Reliving 1964's Freedom Summer at the Newseum

This Polumbaum photo captures the essence of the era.
Even though he had fought in the South Pacific in World War II, photographer Ted Polumbaum was always very clear about the most frightening times of his life - those occurred 50 years ago when he was photographing the Civil Rights movement in Mississippi that came to be known as Freedom Summer.

"He was much more afraid in Mississippi than he ever was in World War II," Polumbaum's widow Nyna said this past weekend at the Newseum, where she and her daughter, Judy, appeared at an Inside Media taping to talk about Polumbaum's 1964 photos for Time magazine. Those photos captured the attempt of committed young southerners and northerners to register black voters in hate-filled towns all over Mississippi.

Earlier, Nyna had given more than 200,000 of her husband's photos to the Newseum and some of the most dramatic of those shots form the basis for the institution newest exhibit 1964: Civil Rights at 50.

Polumbaum began his documenting in Ohio, where the young white and black volunteers were being trained for what they were about to encounter. "They were told the government would not be able to help them at all," Nyna said. "They should be prepared to be beaten, shot, and maybe even killed."

In actuality, 3 of the volunteers did end up losing their lives, the victims of racists who were willing to take any measure to keep blacks from being able to vote. Chillingly, one of those subjects, 21-year-old Andrew Goodman is captured in one of Polumbaum's shots of the training. "Goodman was really good at playing the brutal Southern white racist," Nyna said. "I was always amazed at the enormous maturity and incredible bravery of these young people."

Nyna said her husband said the scariest personal moments came when he first arrived and stayed at a for-whites-only motel. "He was terrified going home at night to the white motel," Nyna said. "After that, he always stayed in black neighborhoods to be safer."

There was never any question that Polumbaum, long a social activist, would seek out the dangerous Mississippi assignment. "This was something that wasn't a new idea for him. He was committed and wanted to go," Nyna said. "He always said that this was one of the transformative events of his life."

Actually, Polumbaum's career in photography was the result of a stand he made during the time of the Communist witch hunts. After he returned to Yale University (where he and Nyna met) from World War II, Polumbaum had been active in the John Reed Club, an organization which tried to bring Marxist speakers to the New Haven campus.

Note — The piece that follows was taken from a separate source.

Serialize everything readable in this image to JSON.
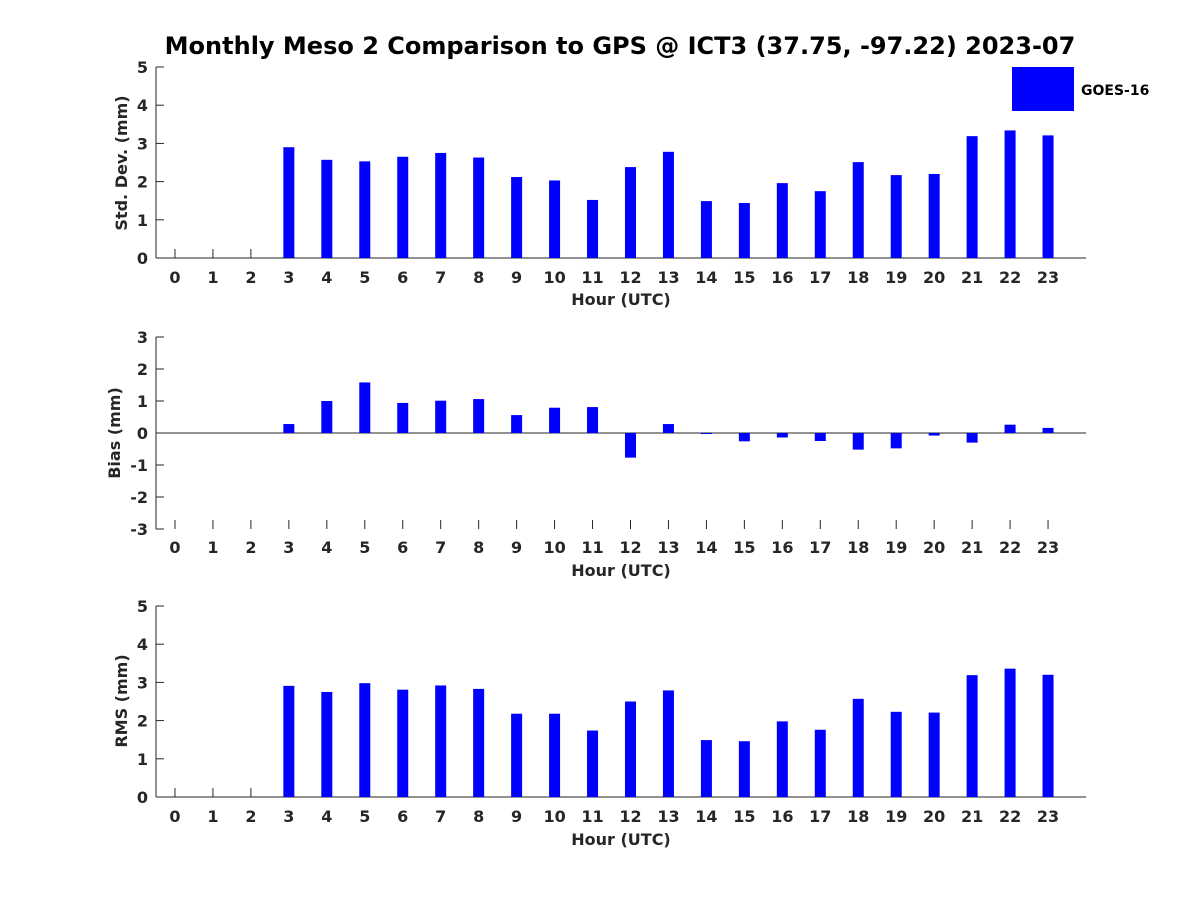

After college, he was working in 1954 as a television news writer when U.S. marshals came to the Polumbaum's home to arrest Ted for "subversion in education." He invoked the 5th Amendment when he was forced to testify before the House Un-American Activities Committee. He was immediately blacklisted from TV and had to "find a new way to make a living." He returned to his earlier love of photography and then spent decades taking pictures of some of the biggest events of the times.

Nyna said she hopes that people will be inspired by the actions captured in her husband's photos, especially young people who have no real awareness of the sacrifices made in the name of Civil Rights.
"That history, which may be very much a blank to them, is really very much alive," she said. "The struggle is not yet over. There is still much more to do."